For the majority of the Company’s insurance operations, estimated contractual obligations for future policyholder benefits and
policyholder account balance liabilities as presented in the table above are derived from the annual asset adequacy analysis used
to develop actuarial opinions of statutory reserve adequacy for state regulatory purposes. These cash flows are materially repre-
sentative of the cash flows under generally accepted accounting principles.
Actual cash payments to policyholders may differ significantly from the liabilities as presented in the consolidated balance sheet and
the estimated cash payments as presented in the table above due to differences between actual experience and the assumptions used
in the establishment of these liabilities and the estimation of these cash payments. See “— Liquidity and Capital Resources The
Company — Asset/Liability Management.”
(2) Policyholder account balances include liabilities related to conventional guaranteed investment contracts, guaranteed investment
contracts associated with formal offering programs, funding agreements, individual and group annuities, total control accounts, bank
deposits, individual and group universal life, variable universal life and company-owned life insurance.
Included within policyholder account balances are contracts where the amount and timing of the payment is essentially fixed and
determinable. These amounts relate to policies where the Company is currently making payments and will continue to do so, as well as
those where the timing of the payments has been determined by the contract. Other contracts involve payment obligations where the
timing of future payments is uncertain and where the Company is not currently making payments and will not make payments until the
occurrence of an insurable event, such as death, or where the occurrence of the payment triggering event, such as a surrender of or
partial withdrawal on a policy or deposit contract, is outside the control of the Company. The Company has estimated the timing of the
cash flows related to these contracts based on historical experience as well as its expectation of future payment patterns.
Excess interest reserves representing purchase accounting adjustments of $794 million have been excluded from amounts presented
in the table above as they represent an accounting convention and not a contractual obligation.
Amounts presented in the table above represent the estimated cash payments to be made to policyholders undiscounted as to interest
and including assumptions related to the receipt of future premiums and deposits; withdrawals, including unscheduled or partial
withdrawals; policy lapses; surrender charges; annuitization; mortality; future interest credited; policy loans and other contingent
events as appropriate to the respective product type. Such estimated cash payments are also presented net of estimated future
premiums on policies currently in-force and gross of any reinsurance recoverable. For obligations denominated in foreign currencies,
cash payments have been estimated using current spot rates.
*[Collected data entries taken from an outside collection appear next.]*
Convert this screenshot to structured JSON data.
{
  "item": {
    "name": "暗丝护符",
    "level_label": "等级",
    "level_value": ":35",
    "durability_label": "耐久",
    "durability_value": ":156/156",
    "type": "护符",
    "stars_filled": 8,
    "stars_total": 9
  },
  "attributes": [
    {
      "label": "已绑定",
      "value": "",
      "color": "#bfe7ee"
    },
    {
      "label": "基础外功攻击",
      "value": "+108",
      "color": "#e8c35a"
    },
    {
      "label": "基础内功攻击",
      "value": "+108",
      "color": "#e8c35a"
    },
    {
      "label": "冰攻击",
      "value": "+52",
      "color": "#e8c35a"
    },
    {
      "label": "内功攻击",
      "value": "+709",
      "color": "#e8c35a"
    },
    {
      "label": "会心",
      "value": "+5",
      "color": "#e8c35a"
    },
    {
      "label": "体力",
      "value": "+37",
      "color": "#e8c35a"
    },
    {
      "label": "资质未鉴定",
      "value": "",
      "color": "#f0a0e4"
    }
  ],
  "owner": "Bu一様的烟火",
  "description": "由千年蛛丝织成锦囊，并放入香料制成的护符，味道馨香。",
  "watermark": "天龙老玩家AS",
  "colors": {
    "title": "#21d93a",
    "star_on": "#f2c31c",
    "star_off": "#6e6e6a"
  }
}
The sum of the estimated cash flows shown for all years in the table of $212.0 billion exceeds the liability amount of $137.3 billion
included on the consolidated balance sheet principally due to the time value of money, which accounts for at least 80% of the
difference, as well as differences in assumptions between the date the liabilities were initially established and the current date. See also
comments under footnote 1 regarding the source and uncertainties associated with the estimation of the contractual obligations related
to future policyholder benefits and policyholder account balances.
(3) Other policyholder liabilities is comprised of other policyholder funds, policyholder dividends payable and the policyholder dividend
obligation. Amounts included in the table above related to these liabilities are as follows:
(a) Other policyholder funds includes liabilities for incurred but not reported claims and claims payable on group term life, long-term
disability, LTC and dental; policyholder dividends left on deposit and policyholder dividends due and unpaid related primarily to
traditional life and group life and health; and premiums received in advance. Liabilities related to unearned revenue of $2.0 billion
have been excluded from the cash payments presented in the table above because they reflect an accounting convention and not a
contractual obligation. With the exception of policyholder dividends left on deposit, and those items excluded as noted in the
preceding sentence, the contractual obligation presented in the table above related to other policyholder funds is equal to the
liability reflected in the consolidated balance sheet. Such amounts are reported in the less than one year category due to the short-
term nature of the liabilities. Contractual obligations on policyholder dividends left on deposit are projected based on assumptions
of policyholder withdrawal activity.
(b) Policyholder dividends payable consists of liabilities related to dividends payable in the following calendar year on participating
policies. As such, the contractual obligation related to policyholder dividends payable is presented in the table above in the less
than one year category at the amount of the liability presented in the consolidated balance sheet.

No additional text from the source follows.